Ce vendredi 22 mai, Gabriel Attal a officiellement annoncé sa candidature à l’élection présidentielle de 2027 à Mur-de-Barrez, dans l’Aveyron. Face à une centaine d’habitants et d’officiels, il a exprimé son amour pour la France et son désir de faire renouer le pays avec une promesse d’élévation, tant individuelle que collective. Cette déclaration a suscité une réaction immédiate de Gérald Darmanin, ministre de la Justice, qui a partagé ses réflexions dans les colonnes du Journal du dimanche le 24 mai.
EN BREF
- Gabriel Attal a annoncé sa candidature à la présidentielle 2027.

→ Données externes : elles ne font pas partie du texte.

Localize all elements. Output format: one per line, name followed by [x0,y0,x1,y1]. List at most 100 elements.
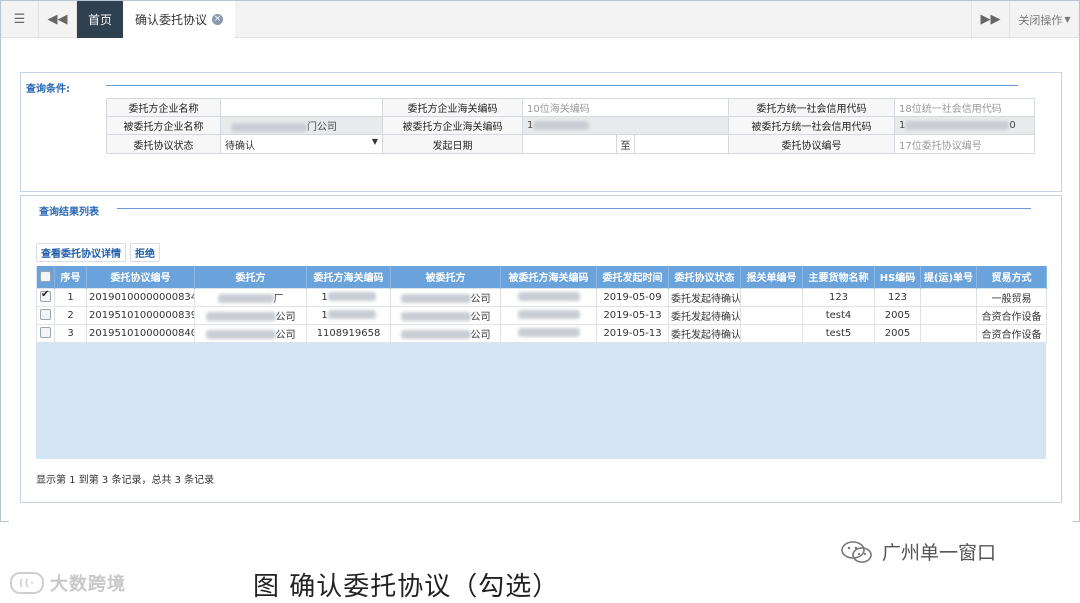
date-end-input[interactable] [635,136,728,153]
agreement-no-input[interactable]: 17位委托协议编号 [894,134,1035,154]
column-header[interactable]: 序号 [54,266,87,288]
client-credit-code-label: 委托方统一社会信用代码 [728,98,895,117]
status-select-value: 待确认 [225,140,255,152]
tab-scroll-right-icon[interactable]: ▶▶ [971,1,1009,38]
table-row[interactable]: 1 20190100000000834 厂 1 公司 2019-05-09 委托… [36,287,1047,307]
pager-info: 显示第 1 到第 3 条记录，总共 3 条记录 [36,475,215,486]
redacted-text [905,120,1010,130]
figure-caption: 图 确认委托协议（勾选） [253,572,560,602]
result-grid: 序号 委托协议编号 委托方 委托方海关编码 被委托方 被委托方海关编码 委托发起… [36,266,1047,459]
table-row[interactable]: 3 20195101000000840 公司 1108919658 公司 201… [36,323,1047,343]
menu-icon[interactable]: ☰ [1,1,39,38]
watermark-left-text: 大数跨境 [50,574,126,595]
cell-decl-no [740,305,803,325]
cell-hs: 123 [874,287,921,307]
date-label: 发起日期 [382,134,523,154]
column-header[interactable]: 主要货物名称 [802,266,875,288]
agent-code-input[interactable]: 1 [522,116,729,135]
column-header[interactable]: HS编码 [874,266,921,288]
table-header-row: 序号 委托协议编号 委托方 委托方海关编码 被委托方 被委托方海关编码 委托发起… [36,266,1047,288]
redacted-text [533,120,590,130]
result-action-row: 查看委托协议详情 拒绝 [36,243,160,262]
cell-decl-no [740,323,803,343]
app-window: ☰ ◀◀ 首页 确认委托协议 × ▶▶ 关闭操作 ▼ 查询条件: 委托方企业名称 [0,0,1080,522]
query-form-table: 委托方企业名称 委托方企业海关编码 10位海关编码 委托方统一社会信用代码 18… [106,98,1035,154]
column-header[interactable]: 报关单编号 [740,266,803,288]
agent-credit-code-suffix: 0 [1009,120,1016,131]
reject-button[interactable]: 拒绝 [130,243,160,262]
cell-agent-code [500,305,597,325]
date-range: 至 [522,134,729,154]
client-credit-code-input[interactable]: 18位统一社会信用代码 [894,98,1035,117]
select-all-checkbox[interactable] [36,266,55,288]
cell-goods: 123 [802,287,875,307]
column-header[interactable]: 委托方 [194,266,307,288]
tab-confirm-agreement[interactable]: 确认委托协议 × [123,1,235,38]
row-checkbox[interactable] [36,305,55,325]
cell-trade: 合资合作设备 [976,305,1047,325]
column-header[interactable]: 贸易方式 [976,266,1047,288]
view-detail-button[interactable]: 查看委托协议详情 [36,243,126,262]
agent-name-label: 被委托方企业名称 [106,116,221,135]
watermark-wechat: 广州单一窗口 [840,538,996,565]
date-to-label: 至 [617,135,635,153]
column-header[interactable]: 委托发起时间 [596,266,669,288]
column-header[interactable]: 委托方海关编码 [306,266,391,288]
result-panel-title: 查询结果列表 [39,207,99,218]
watermark-wechat-text: 广州单一窗口 [882,542,997,564]
cell-client-code: 1 [306,287,391,307]
result-panel: 查询结果列表 查看委托协议详情 拒绝 序号 委托协议编号 委托方 委托方海关编码… [20,195,1062,503]
cell-agent: 公司 [390,323,501,343]
top-tab-bar: ☰ ◀◀ 首页 确认委托协议 × ▶▶ 关闭操作 ▼ [1,1,1079,38]
cell-agent: 公司 [390,287,501,307]
cell-agreement-no: 20190100000000834 [86,287,195,307]
tab-scroll-left-icon[interactable]: ◀◀ [39,1,77,38]
row-checkbox[interactable] [36,323,55,343]
status-label: 委托协议状态 [106,134,221,154]
cell-bill [920,323,977,343]
cell-agreement-no: 20195101000000839 [86,305,195,325]
close-operations-label: 关闭操作 [1018,13,1063,27]
cell-seq: 3 [54,323,87,343]
row-checkbox[interactable] [36,287,55,307]
tab-confirm-agreement-label: 确认委托协议 [134,13,207,27]
close-operations-dropdown[interactable]: 关闭操作 ▼ [1009,1,1079,38]
tab-close-icon[interactable]: × [212,14,223,25]
cell-status: 委托发起待确认 [668,305,741,325]
cell-time: 2019-05-09 [596,287,669,307]
column-header[interactable]: 被委托方海关编码 [500,266,597,288]
cell-client: 公司 [194,305,307,325]
cell-hs: 2005 [874,323,921,343]
caret-down-icon: ▼ [1064,15,1071,24]
tab-home[interactable]: 首页 [77,1,123,38]
client-name-input[interactable] [220,98,383,117]
cell-client-code: 1 [306,305,391,325]
date-start-input[interactable] [524,135,617,153]
client-name-label: 委托方企业名称 [106,98,221,117]
cell-trade: 一般贸易 [976,287,1047,307]
column-header[interactable]: 委托协议编号 [86,266,195,288]
cell-hs: 2005 [874,305,921,325]
cell-agent: 公司 [390,305,501,325]
cell-client: 公司 [194,323,307,343]
agent-credit-code-input[interactable]: 10 [894,116,1035,135]
result-panel-divider [117,208,1031,209]
cell-time: 2019-05-13 [596,323,669,343]
cell-goods: test5 [802,323,875,343]
cell-trade: 合资合作设备 [976,323,1047,343]
agent-code-label: 被委托方企业海关编码 [382,116,523,135]
cell-client-code: 1108919658 [306,323,391,343]
query-panel: 查询条件: 委托方企业名称 委托方企业海关编码 10位海关编码 委托方统一社会信… [20,72,1062,223]
cell-seq: 2 [54,305,87,325]
cell-agent-code [500,323,597,343]
column-header[interactable]: 提(运)单号 [920,266,977,288]
cell-agreement-no: 20195101000000840 [86,323,195,343]
column-header[interactable]: 被委托方 [390,266,501,288]
query-panel-title: 查询条件: [26,84,70,95]
agent-name-input[interactable]: 门公司 [220,116,383,135]
table-row[interactable]: 2 20195101000000839 公司 1 公司 2019-05-13 委… [36,305,1047,325]
column-header[interactable]: 委托协议状态 [668,266,741,288]
client-code-input[interactable]: 10位海关编码 [522,98,729,117]
status-select[interactable]: 待确认 ▼ [220,134,383,154]
watermark-left: ((· 大数跨境 [10,570,126,596]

- Gérald Darmanin a salué ses qualités tout en exprimant ses inquiétudes.
- Il plaide pour une candidature unique pour éviter la division du bloc central.
Dans son discours, Gabriel Attal a déclaré vouloir « faire renouer » la France avec des valeurs de respect et d’élévation. Il a insisté sur sa passion pour le pays, affirmant que sa candidature était avant tout une déclaration d’amour à la France. Les mots choisis par Attal reflètent son souhait de rassembler et d’inspirer les Français autour d’une vision commune.
Gérald Darmanin, quant à lui, a reconnu les nombreuses qualités de Gabriel Attal, tout en exprimant des réserves face à la multiplication des candidatures. Il a souligné l’importance d’une stratégie unie, avertissant que des aventures personnelles pourraient nuire au bloc central, essentiel pour éviter un affrontement entre la France Insoumise (LFI) et le Rassemblement National (RN). « S’il s’agit d’évaluer son poids politique, je peux comprendre ; si ce sont des aventures personnelles qui aboutissent à l’élimination du bloc central au second tour, je m’y oppose fermement », a-t-il précisé.
Darmanin a également évoqué la nécessité d’une candidature unique pour éviter une division qui pourrait être fatale lors des élections. Sa préoccupation principale réside dans le risque d’une confrontation entre des partis aux idéologies opposées, ce qui pourrait affaiblir le paysage politique français. « Nous ne pouvons pas nous permettre un affrontement entre LFI et le RN », a-t-il ajouté, insistant sur la nécessité d’unir les forces.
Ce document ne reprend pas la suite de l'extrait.